Uber & Lyft: Ride Hailing Company Goes Through Downfall
Uber and Lyft, San Fransico based companies have reported loosing of the company. Looking forward to Uber, it has laid one-third of its global marketing staff while it is reported that Lyft’s COO Jon McNeill is leaving the company.
The two of the leading ride-hailing companies have been under pressure from Wall Street to perform well on the stock markets. After the news of Lyft’s executive elimination, their share price dropped by 3%. Uber had around 1,200 global marketing staff.
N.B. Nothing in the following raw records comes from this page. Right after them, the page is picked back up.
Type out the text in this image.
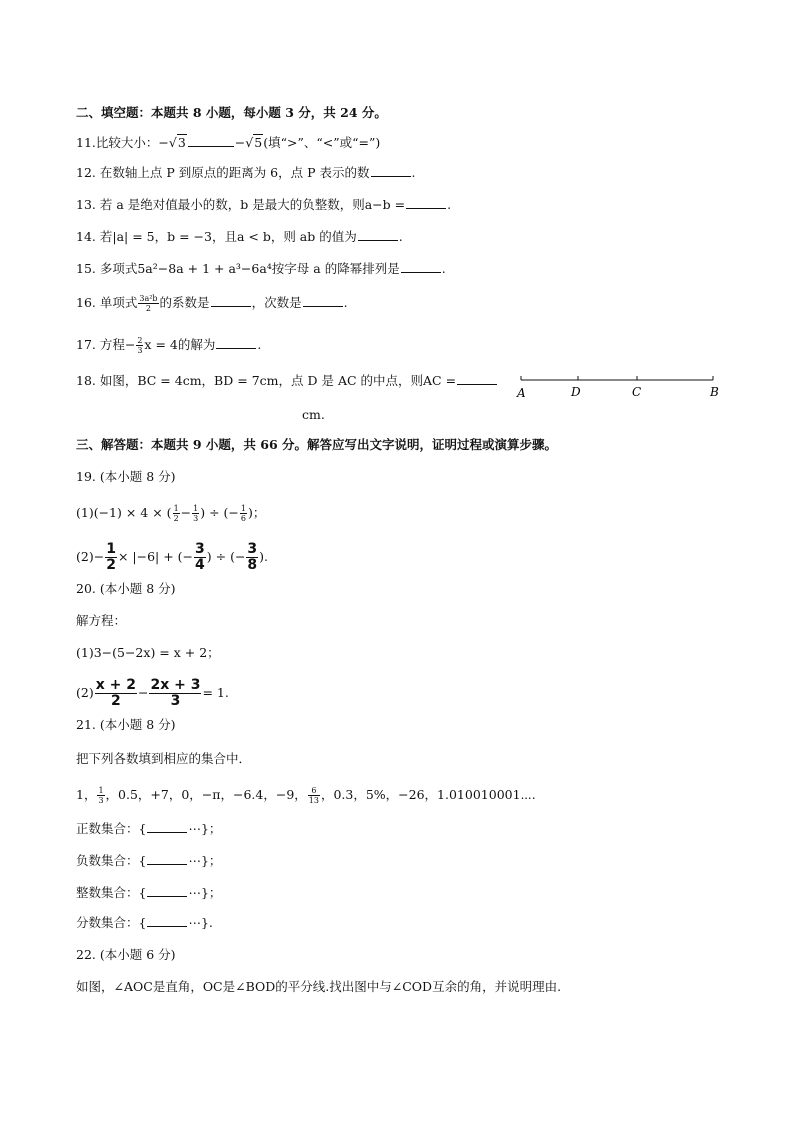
二、填空题：本题共 8 小题，每小题 3 分，共 24 分。
11.比较大小：−√3	−√5(填“>”、“<”或“=”)
12. 在数轴上点 P 到原点的距离为 6，点 P 表示的数	.
13. 若 a 是绝对值最小的数，b 是最大的负整数，则a−b =	.
14. 若|a| = 5，b = −3，且a < b，则 ab 的值为	.
15. 多项式5a²−8a + 1 + a³−6a⁴按字母 a 的降幂排列是	.
16. 单项式 $\frac{\text{3a²b}}{2}$ 的系数是	，次数是	.
17. 方程− $\frac{2}{3}$ x = 4的解为	.
18. 如图，BC = 4cm，BD = 7cm，点 D 是 AC 的中点，则AC =
cm.
A	D	C	B
三、解答题：本题共 9 小题，共 66 分。解答应写出文字说明，证明过程或演算步骤。
19. (本小题 8 分)
(1)(−1) × 4 × ( $\frac{1}{2} - \frac{1}{3}$ ) ÷ (− $\frac{1}{6}$ )；
$(2)- \frac{1}{2} \times |-6|$ + (− $\frac{3}{4}$ ) ÷ (− $\frac{3}{8}$ ).
20. (本小题 8 分)
解方程：
(1)3−(5−2x) = x + 2；
$(2) \frac{x + 2}{2} - \frac{2x + 3}{3} = 1$.
21. (本小题 8 分)
把下列各数填到相应的集合中．
1， $\frac{1}{3}$ ，0.5，+7，0，−π，−6.4，−9， $\frac{6}{13}$ ，0.3，5%，−26，1.010010001⋯.
正数集合：{	⋯}；
负数集合：{	⋯}；
整数集合：{	⋯}；
分数集合：{	⋯}.
22. (本小题 6 分)
如图，∠AOC是直角，OC是∠BOD的平分线.找出图中与∠COD互余的角，并说明理由.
In an email to staff, Uber’s CEO Dara Khosrowshahi said that the company’s cut is an effort to make the company more agile amid the slow growth. “Put simply, we need to get our edge back. Being fast wins,” he wrote. “Many of our teams are too big, which creates overlapping work.”
While Lyft said in an email that COO Jon McNeill’s work will be distributed among the executives. He was a former Tesla executive. The mail perceived by the Wall Street Journal it said “with gratitude, we say goodbye” to now-former COO. His main job was to increase driver supply and retention, a critical issue for ride-sharing companies.
Mr. John received compensation worth $32.8 million in 2018, including a $420,000 bonus “in recognition of his outstanding leadership and contributions to our 2018 performance,” according to regulatory filings.
According to the company’s first report, it lost $1.01 Billion. After the reports, the company’s stock was trading around $40 which is below 11% at its debut share price. “There’s a general sense that while we’ve grown fast, we’ve slowed down,” Khosrowshahi said in the email.
CEO Dara said that the company is looking for direct operations. Earlier in June, chief marketing officer Rebecca Messina left the company just after working for nine months in the company.